By Nat Gambuzza and Gene Pride
Apartment investment in the United States, including the New York metro area and New Jersey specifically, continues to experience increased interest from global capital sources. Market fundamentals are sound as the volume of new renter households entering the market outpaces the rate of new apartments being built. The result is a housing shortage, particularly in the older, more affordable product that continues to drive rents higher. Several distinct trends illustrate the differing market fundamentals among new Class A luxury communities, 10- to 20-year-old “value-add” opportunities and older, more affordable “workforce housing” apartments.
At first glance, one might assume that new, luxury apartments are receiving the most interest from investors. While a steady pace of construction can be seen in Northern New Jersey with an average of 5,900 apartments delivered annually, this product is trading infrequently. The majority of investors focused on new construction are institutions that prefer a “build-to-core” strategy over asset acquisition and non-institutional players are unwilling to pay the premium for new development. Thus, the majority of new luxury construction is being held long term.
At the other end of the apartment-product spectrum is workforce housing. This is a broad term used for market-rate apartments that are generally affordable to residents in jobs such as healthcare, education, law enforcement and entry level office positions. This product is seeing increased investor interest as rent growth since 2012 has been 3.4% annually with occupancy at 98.7% in Northern New Jersey.
The trend of more new renters entering the market than new housing being built is especially apparent in the moderate-income sector served by workforce housing.
CBRE has several workforce housing assignments for sale in the market. The first is a portfolio of seven assets with 1,035 apartments in Essex, Mercer and Monmouth counties that were built in the 1960’s. Competition was fierce with over 40 offers submitted. A second assignment is a two-property workforce housing portfolio in Bergen County with 338 apartments; more than 275 groups requested the sales materials.
On Long Island we’re selling assets in Central Islip and Bay Shore where a bidding frenzy pushed pricing above expectations. This unprecedented demand is being driven primarily by the realization that workforce housing has the most durable and reliable revenue stream with the strongest prospects for rent growth.

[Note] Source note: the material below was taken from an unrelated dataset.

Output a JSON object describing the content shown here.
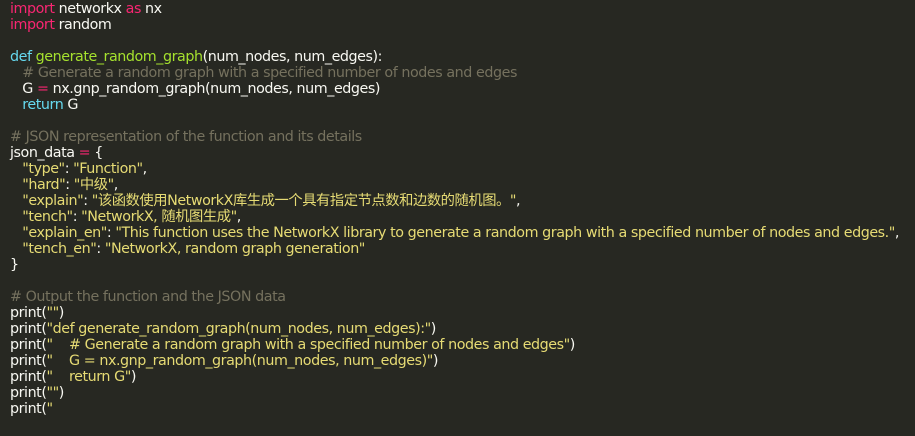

As investors look for ways to grow revenue, “value-add” opportunities are a consistent target. Renovating kitchens, baths or upgrading amenities that justify rental premiums is a key strategy.
Investors typically underwrite a 20% or higher return on the capital invested in upgrades. Pricing on value-add offerings has increased significantly as more demand for this product has emerged.
For example, in 2016 an investor would be the successful bidder with the ability to achieve a 16% to 17% leveraged internal rate of return (IRR). Today, that same winning bidder is looking at a 12% to 13% leveraged IRR due to the increased competition for each offering.
Investing in apartments today can be highly profitable given the backdrop of strong demographic fundamentals with an increasing number of renter households entering the market. Investors from around the world are buying multifamily communities in New Jersey which is driving down yields. We expect this trend to continue given the relatively stable interest rate environment and lack of attractive alternative investments.